Sinon, encore cette grosse scène de bagarre à plusieurs têtes, comme dans les intégraux précédents (ici le siège du temple).
SPA (2022)
Sortie : 3 juin 2022 (France).
BD (divers) de Erik Svetoft
Annotation :
Spa, c'est de la BD d'horreur qui se prend pas la tête à monter une intrigue alambiquée ou à véhiculer un message sur notre bas monde. On prend un environnement potentiellement flippant et malsain (un centre d'eau thermal), on rajoute tout un tas de personnages perdus et tarés à plusieurs niveaux respirant une atmosphère lourde, on pense à travailler un graphisme troublant, fait d'obscurité, de volutes, de gueules impassibles et d'une police d'écriture en rouge vif, et il y a plus qu'à déballer les dégueulasseries, qui prennent bien souvent une pleine page pour s'exprimer à leur aise. Malgré le début un peu lent, ça pète lourd à partir du tiers du livre, et brusquement, si bien que les pièces qui ont été montées au début se font bien vite bazarder.

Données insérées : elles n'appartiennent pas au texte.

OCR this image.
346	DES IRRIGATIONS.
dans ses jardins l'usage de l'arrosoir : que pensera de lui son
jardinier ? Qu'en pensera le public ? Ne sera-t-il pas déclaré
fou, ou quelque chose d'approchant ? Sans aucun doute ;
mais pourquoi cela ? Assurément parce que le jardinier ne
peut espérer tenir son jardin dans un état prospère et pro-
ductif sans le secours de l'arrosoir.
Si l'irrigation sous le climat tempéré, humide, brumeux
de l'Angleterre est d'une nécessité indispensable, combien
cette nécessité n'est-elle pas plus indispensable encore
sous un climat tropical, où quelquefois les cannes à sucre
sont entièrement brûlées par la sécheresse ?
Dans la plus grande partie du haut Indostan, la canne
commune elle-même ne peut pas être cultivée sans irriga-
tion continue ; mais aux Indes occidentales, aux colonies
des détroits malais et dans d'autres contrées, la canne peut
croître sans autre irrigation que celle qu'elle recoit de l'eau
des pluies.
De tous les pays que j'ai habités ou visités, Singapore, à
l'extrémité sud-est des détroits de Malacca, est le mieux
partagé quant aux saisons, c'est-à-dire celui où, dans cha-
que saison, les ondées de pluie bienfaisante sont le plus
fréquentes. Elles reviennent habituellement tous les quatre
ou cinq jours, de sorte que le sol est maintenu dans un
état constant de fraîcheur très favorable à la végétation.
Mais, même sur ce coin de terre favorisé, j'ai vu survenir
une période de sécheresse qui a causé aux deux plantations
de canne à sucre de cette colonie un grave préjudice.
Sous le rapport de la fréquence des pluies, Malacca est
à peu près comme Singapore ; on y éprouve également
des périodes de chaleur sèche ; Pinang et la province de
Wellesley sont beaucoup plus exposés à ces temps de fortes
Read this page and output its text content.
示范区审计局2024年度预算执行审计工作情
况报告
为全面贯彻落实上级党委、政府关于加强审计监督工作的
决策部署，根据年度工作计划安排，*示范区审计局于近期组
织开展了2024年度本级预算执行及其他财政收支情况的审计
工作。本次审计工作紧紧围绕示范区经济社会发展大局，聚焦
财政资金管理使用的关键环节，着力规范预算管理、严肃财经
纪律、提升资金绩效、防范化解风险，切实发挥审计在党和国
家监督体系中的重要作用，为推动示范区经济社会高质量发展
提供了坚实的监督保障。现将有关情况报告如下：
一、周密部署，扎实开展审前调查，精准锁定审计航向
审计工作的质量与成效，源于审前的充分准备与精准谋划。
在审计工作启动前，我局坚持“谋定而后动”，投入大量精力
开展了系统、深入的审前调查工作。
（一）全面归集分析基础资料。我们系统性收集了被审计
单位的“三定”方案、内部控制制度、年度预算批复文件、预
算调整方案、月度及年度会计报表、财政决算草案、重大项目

Tout est douteux sinon ici, et on ne sait même pas si le déluge de monstres choque ou non ce petit univers qui continue à tourner malgré tout. La scène de l'asticot-PDG, ou encore du VIP et de l'imposteur cuisinier en sont de jolis exemples.
L'Âge d'or, tome 1 (2018)
Sortie : 7 septembre 2018.
BD franco-belge de Roxanne Moreil et Cyril Pedrosa
Annotation :
Si le contexte général - un royaume anonyme qui va mal, une intrigue politique avec une monarque éclairée et des seigneurs conspirateurs, des cités-états, des gueux et de la misère - si le dessin également, mélange entre une tapisserie et un dessin caricatural typique BD, renverrait à une peinture d'un Moyen-Âge imaginaire et pittoresque, le tout se fait rattraper, surtout dans la seconde partie du livre, par un scénar d'aventure et de jeu de rôle, ce qui reste mine de rien encore un peu dans le ton « Moyen-Âge idéal » (la quête du trésor oublié) mais éloigne tout de même l'œuvre d'une description innocente d'un âge qui n'a jamais eu lieu mais qui se confond quand même avec le passé.
Akira (Édition originale noir et blanc), tome 5 (2019)
Sortie : 2 mai 2019 (France).
Manga de Katsuhiro Ôtomo
Annotation :
Gros tome préparatif pour la méga giga baston qu'on attend tous. C'est dommage, Tetsuo est toujours un connard (j'ai l'impression que les scientifiques sur le navire servent surtout à insister sur ce point). Encore une fois, et même si la levée de la troupe de Takéda prend de la place aussi, c'est lui qui s'impose sous les projecteurs, avec ses transformations mécano-bébéiques et les quinze mille tonnes de missiles qu'il se prend sur la gueule.
Content de revoir Joker aussi.
Akira (Édition originale noir et blanc), tome 6 (2019)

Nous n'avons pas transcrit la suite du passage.